Why is everybody trying to downgrade Auto-Fire; She's a game-breaking *****, yes; SO?
That's why you first stay in your trenches for a couple of years and then invent Tanks.
How's Autofire? It's like this! BowBowBowBow!!!!
Just to be sure about how Autofire works in the GCRB pls (my english is not 100% fluent):
It is written:
"If the attack hits, the attacker can trigger Auto-fire by spending 2adv . Auto-fire can be triggered multiple
times. Each time the attacker triggers Auto-fire, it deals an additional hit to the target. Each of these counts as an
additional hit from that weapon, and each hit deals base damage plus the number of Success on the check." ...
"Auto-fire weapons can also activate one Critical injury for each hit generated on the attack, per the normal rules;
the Critical Injury must be applied to the target of the specific hit."
example: PC has 2 success 3 adv:
Base damage of the weapon is 5 (critical rating 3)
it means: 5+2 success (=7) + Autofire activated on single target and so = +7 dg again ; a total of 14 damages ?
an it also trigger a critical injury ?
Thank you for your help
(if you could give me some concrete example, it helps a lot).
It's not one hit of 14 damage, it's two hits of 7 damage. Note that soak reduces damage from each hit. If your target has a soak 4, for example, each hit is reduced by 4, so it's 3 damage each hit (for 6 wound damage total).
And you can either hit twice or trigger a Critical Injury. Once you spend the advantages they are gone and not able to be used for something else. You have 3 total advantage and you 'spend' 2 to get the second hit. That leaves you 1 advantage leftover. Not enough to crit.
Seems like this could be resolved along these lines:
Autofire: allows +1 damage per advantage against a single target to reflect concentrated fire.
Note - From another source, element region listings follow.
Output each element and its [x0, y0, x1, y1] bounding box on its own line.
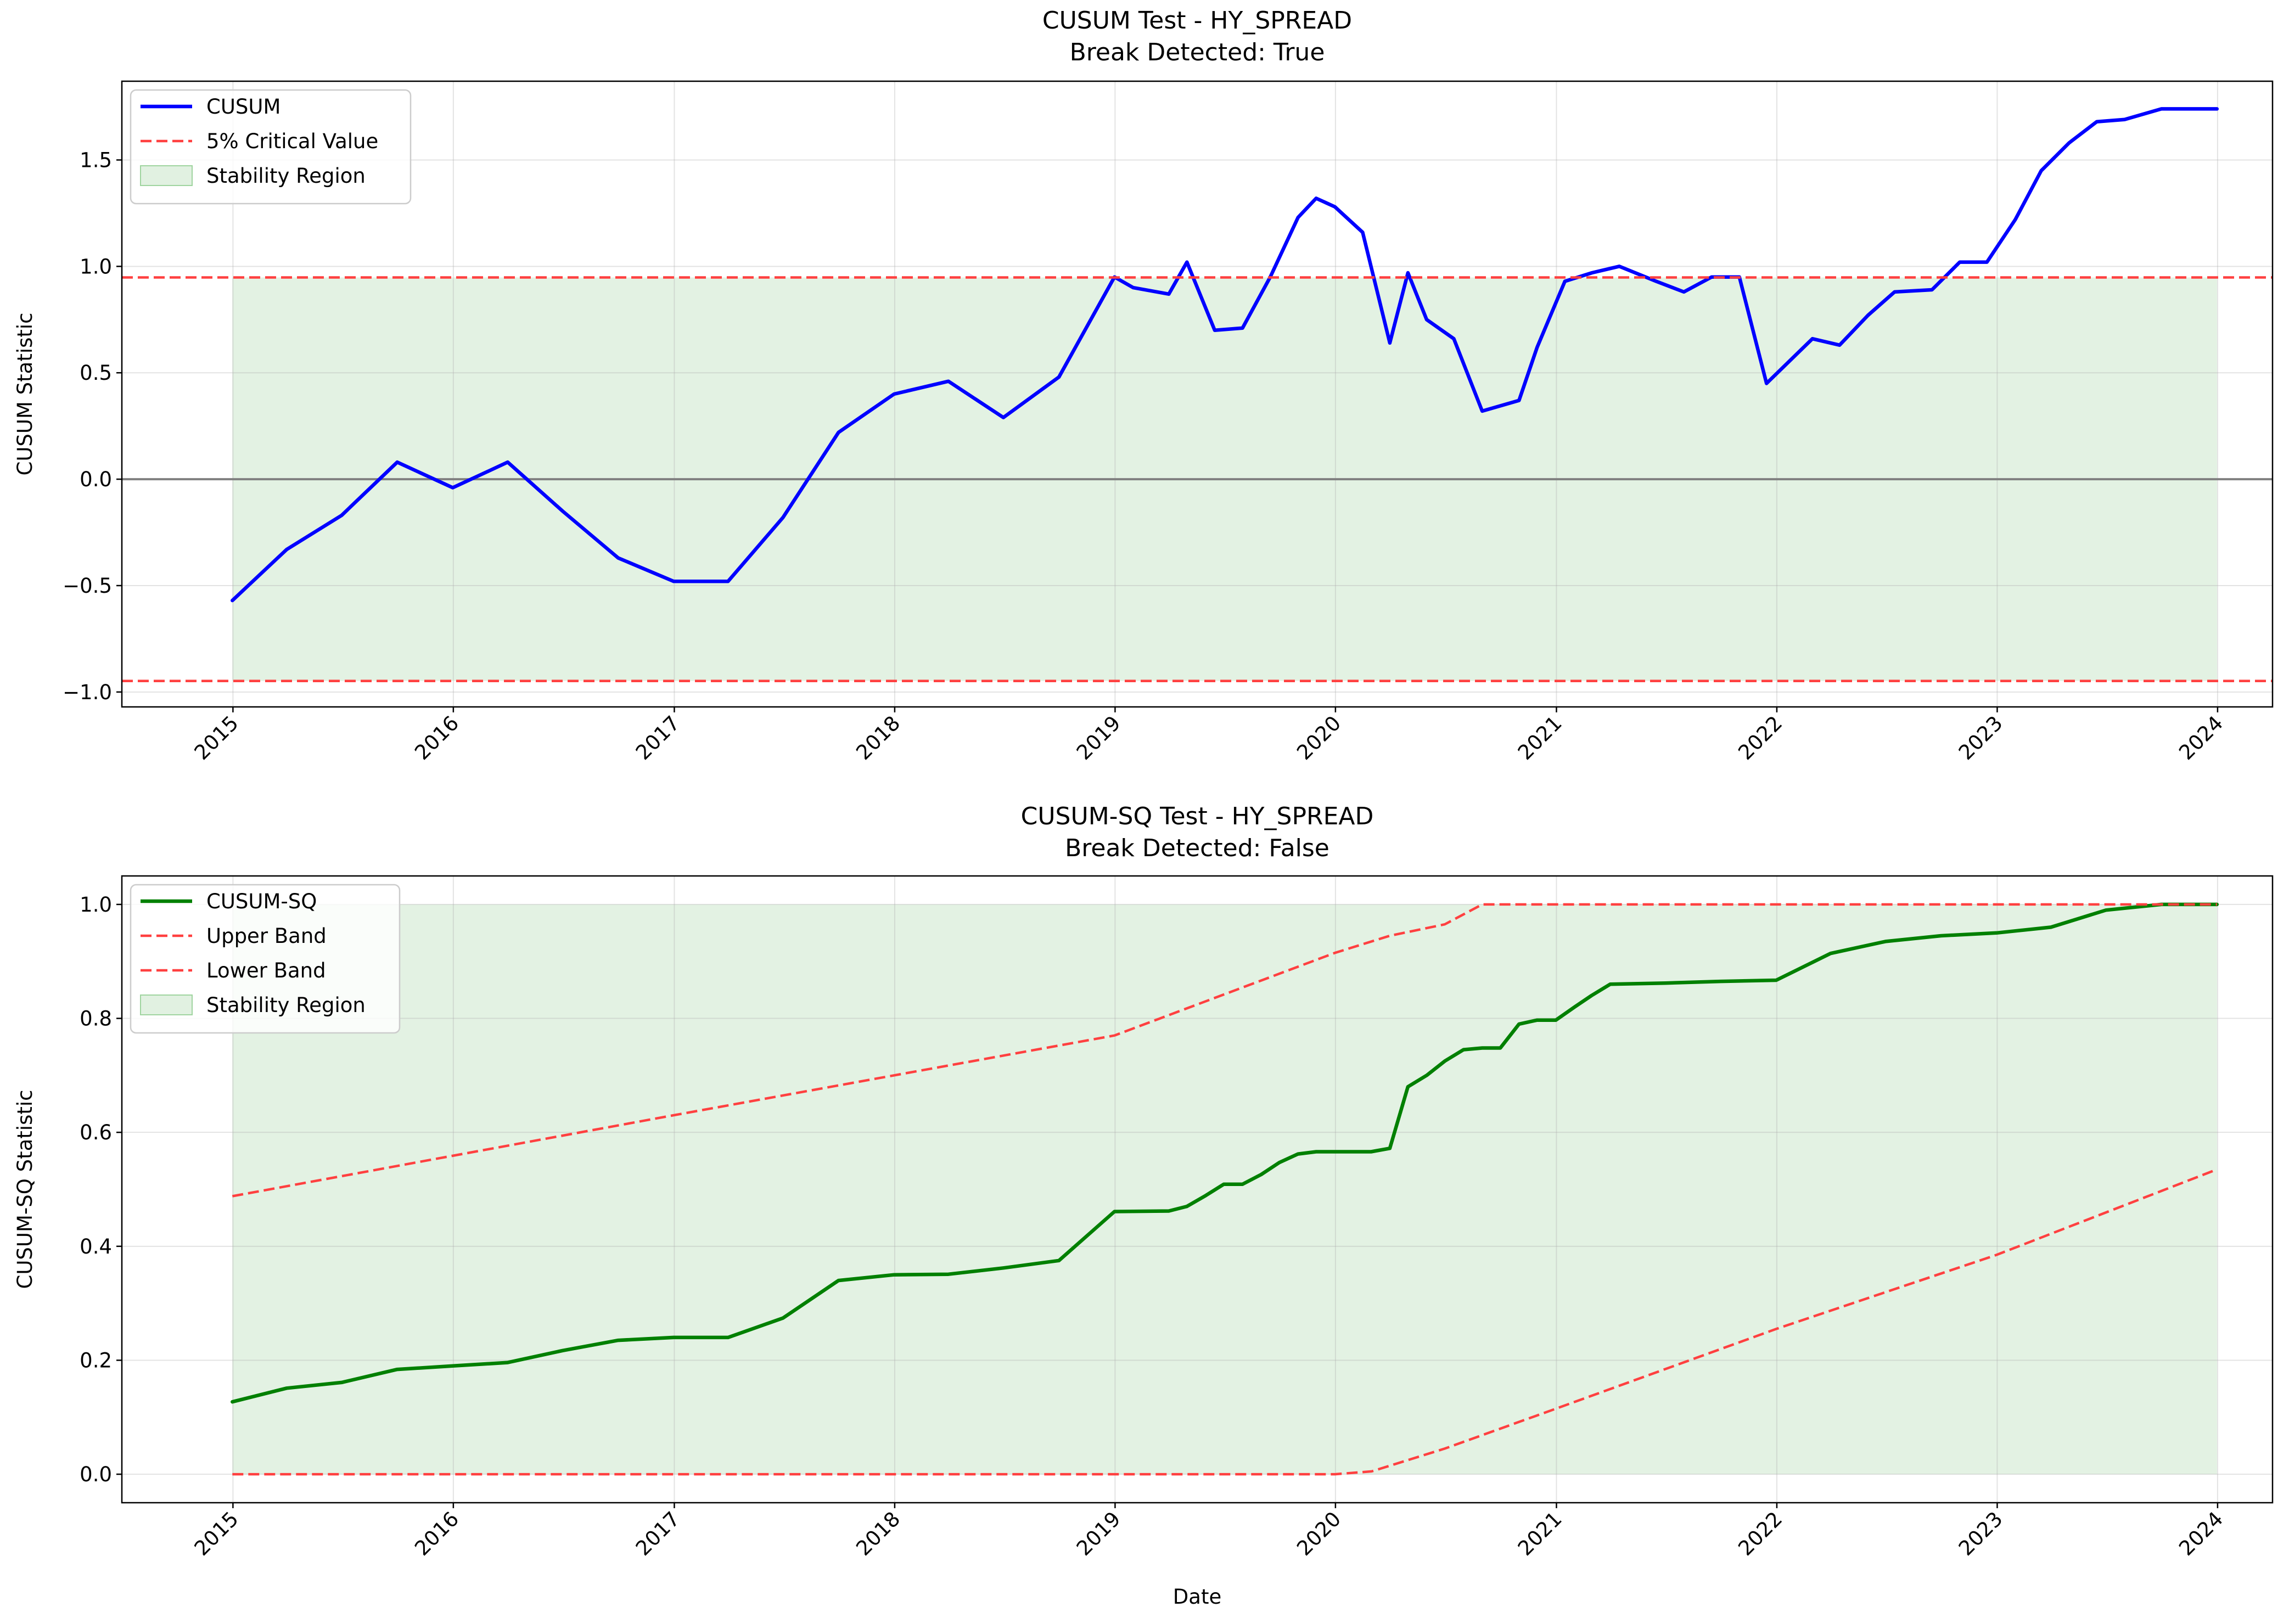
y-tick-label: −1.0 [63, 681, 112, 704]
chart-subtitle: Break Detected: True [1070, 38, 1325, 66]
series-line-cusum-sq [231, 902, 2219, 1404]
legend-label: 5% Critical Value [206, 130, 378, 153]
y-tick-label: 0.5 [80, 361, 112, 385]
series-line-lower-band [232, 1168, 2218, 1476]
y-tick-label: 1.0 [80, 255, 112, 278]
cusum-sq-panel: CUSUM-SQ Test - HY_SPREAD Break Detected:… [13, 802, 2274, 1609]
chart-subtitle: Break Detected: False [1065, 834, 1329, 862]
y-tick-label: 0.0 [80, 1463, 112, 1486]
legend-box [130, 884, 401, 1034]
y-tick-label: 0.4 [80, 1235, 112, 1258]
legend-label: CUSUM [206, 95, 280, 119]
legend-label: Stability Region [206, 993, 366, 1017]
legend-label: CUSUM-SQ [206, 890, 317, 913]
series-line-cusum [231, 107, 2219, 603]
cusum-panel: CUSUM Test - HY_SPREAD Break Detected: Tr… [13, 7, 2274, 765]
legend-box [130, 89, 412, 205]
y-tick-label: 1.0 [80, 893, 112, 917]
y-tick-label: 0.2 [80, 1348, 112, 1372]
chart-title: CUSUM Test - HY_SPREAD [1042, 7, 1352, 35]
y-tick-label: 0.0 [80, 468, 112, 491]
legend-label: Upper Band [206, 924, 327, 948]
y-axis-label: CUSUM Statistic [13, 312, 37, 475]
plot-frame [121, 80, 2274, 708]
legend: CUSUM-SQ Upper Band Lower Band Stability Re… [130, 884, 401, 1034]
y-axis-label: CUSUM-SQ Statistic [13, 1090, 37, 1289]
legend-label: Lower Band [206, 959, 326, 982]
y-tick-label: 0.6 [80, 1121, 112, 1144]
y-tick-label: −0.5 [63, 574, 112, 598]
stability-region [232, 904, 2217, 1475]
plot-frame [121, 875, 2274, 1504]
x-axis-label: Date [1173, 1585, 1221, 1609]
legend-label: Stability Region [206, 164, 366, 188]
series-line-upper-band [232, 903, 2217, 1198]
chart-title: CUSUM-SQ Test - HY_SPREAD [1021, 802, 1374, 830]
y-tick-label: 1.5 [80, 148, 112, 172]
legend-swatch [140, 994, 193, 1015]
legend: CUSUM 5% Critical Value Stability Region [130, 89, 412, 205]
legend-swatch [140, 165, 193, 186]
y-tick-label: 0.8 [80, 1007, 112, 1031]
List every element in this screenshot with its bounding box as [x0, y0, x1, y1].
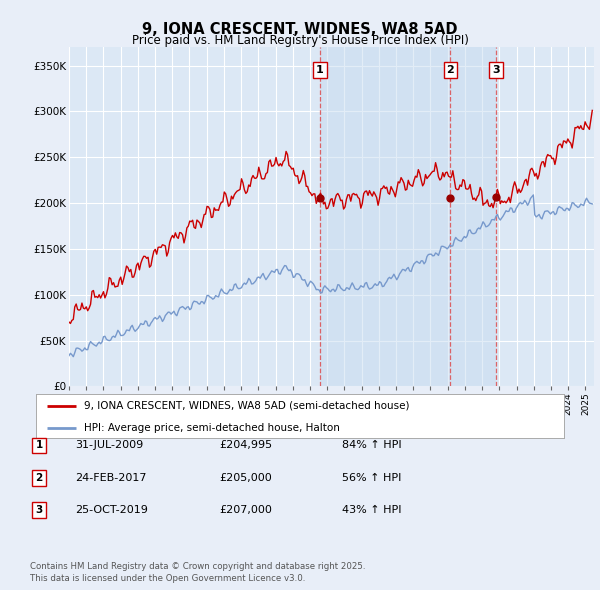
Text: 2: 2	[35, 473, 43, 483]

Instead, you can add an additional target per two advantages against multiple targets to indicate a spray of fire. You cannot mix and match these modes.
this might need some tweaking. I'm used to low XP characters, not having played a campaign long term yet. I suspect the bonus damage might be better throttled as +1 per 2 advantage. OTOH, I like the idea that hammering a target with a concentrated burst of fire will punch through higher soaks.
Thank you both. It helps a lot.
Here's a house rule we used for Auto-fire in my SWRPG game that worked well.
The number of advantage needed to activate hits against multiple targets increases by the number of red dice in the pool.
So an enemy with adversary 2 would require 4 advantage to activate a second hit (or 1 triumph). If that was the primary target and the second target is a minion who would have no red dice in their defensive pool then the regular 2 advantage can be used to hit that target, 3 advantage if the target had adversary 1, etc. This prevented a lot of one round wipe outs of both nemesis and PCs by high-level characters using autofire. It also kept the value of jury rigged as it lowered all the advantage costs by 1.
Totally unofficial, but it worked well for us. Minions still get mowed down as do lower level rivals and nemesis level enemies are rarely taken out by a single action anymore (or the entire party of PCs as their talents like Dodge, Sidestep, etc also increased the advantage cost to activate auto-fire).
I also applied this to Linked in vehicle combat.
I changed it to add +1 purple for each additional target.